Я завершаю эту главу всего через несколько дней после того, как российский парламент декларировал право крестьянина на землю, в том числе и в виде частной собственности. Наконец произошло то, что должно было случиться: вечером 3 декабря 1990 года на внеочередном Съезде народных депутатов РСФСР парламентарии возвратили российскому крестьянству право — нет, даже не на землю! — на само имя крестьянина. Позади угрозы и увещевания аппаратчиков, предупреждения, мол, "народ не готов!" и прочее. Вошла в историю реплика первого марксиста-ленинца России Ивана Полозкова, вынужденного пустить в ход и такой аргумент: "Землю нельзя продавать, она — от Бога!.."
Если на трех процентах земли, находящейся в личной собственности, наши крестьяне могли выращивать 60 процентов всего советского картофеля, 30 — овощей, 27 — молока и 30 — мяса, можно вообразить, чем станет для народов России этот исторический день 3 декабря. После десятилетий тотального раскрестьянивания поразительна и другая цифра: по данным московских социологов, 60 процентов населения страны — за частную собственность на землю!
Не за роспуск совхозов и колхозов, а за создание многоукладной экономики голосовал российский съезд. И, признаться, в тот вечер, слушая официальные слова теледиктора из программы "Время", я ощутил зависть к моим коллегам из парламента России. Они смогли сделать то, чего не смогли и не успели мы, депутаты союзного парламента.
Конечно, любой закон — это всего лишь заявка на будущее, если не сумеем мы сделать требование закона нормой не только юридической, но и психологической. Утратив многоукладность собственности, мы потеряли и представление о неприкосновенности чужой собственности. Собственность государства давно утратила неприкосновенность, потому что для граждан она была ничейной. Это перешло даже в язык: того, кто украл что-либо на своем рабочем месте, у нас не назовут вором. Только — несуном. "Украл" — это у кого-то. "Унес" — у государства, то есть как бы перераспределил распределенное чиновником. А если чиновники сами воруют и распределяют — о чем каждый знает! — вовсе не по справедливости, то и греха в том нет. И если десятилетиями радио, а потом и телевидение прокручивало бодрую песенку, где есть слова "все вокруг колхозное, все вокруг мое", если государственная собственность официально именовалась "общенародной", то и воровство должно было стать нормой. Ибо можно ли украсть у себя?
Наш парламентский путь к пониманию того, что без частной не могут существовать и все другие виды собственности, оказался весьма драматичным.

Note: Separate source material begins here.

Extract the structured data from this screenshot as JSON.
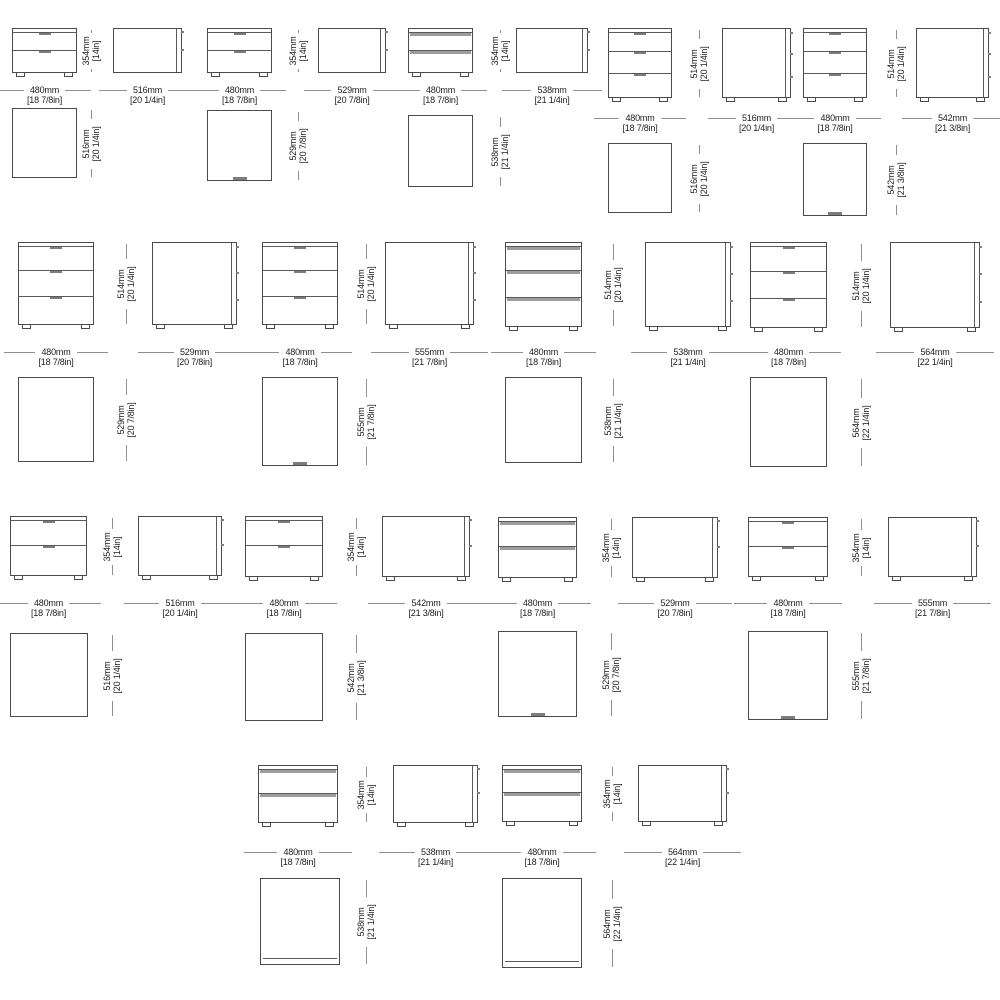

На I Съезде любое упоминание о частной собственности воспринималось в штыки и влекло за собой гневное выступление рабочего или колхозницы, которые по написанной аппаратом бумажке клялись идеалами Октября и клеймили всякого, кто осмелился нарушить идеологическое табу. И когда в комитете по законодательству заговорили о необходимости закона о собственности, мы с профессорами Сергеем Алексеевым и Юрием Калмыковым очень быстро пришли к общему мнению: надо менять соотношение собственности государства и граждан.
По действовавшей тогда Конституции, госсобственность была признана основой социалистического строя. А все прочие формы собственности по отношению к ней объявлялись подчиненными и второстепенными. И даже о колхозно-кооперативной собственности каждый школьник знал, что в идеале она обязательно должна быть преобразована в государственную.
Потому, готовя проект, мы прежде всего и решили изменить эту абсурдную норму советской Конституции. И если о собственности граждан говорилось, что она носит ограниченный характер и подчинена собственности государственной, поскольку ее источником становится труд на социалистических предприятиях, значит, мы должны перевернуть это отношение. И мы записали в проекте, что основой собственности в нашей стране является собственность граждан. Далее должны следовать различные виды коллективной собственности — то, что принадлежит трудовым коллективам: акционерная собственность, кооперативная… И наконец то, что принадлежит государству.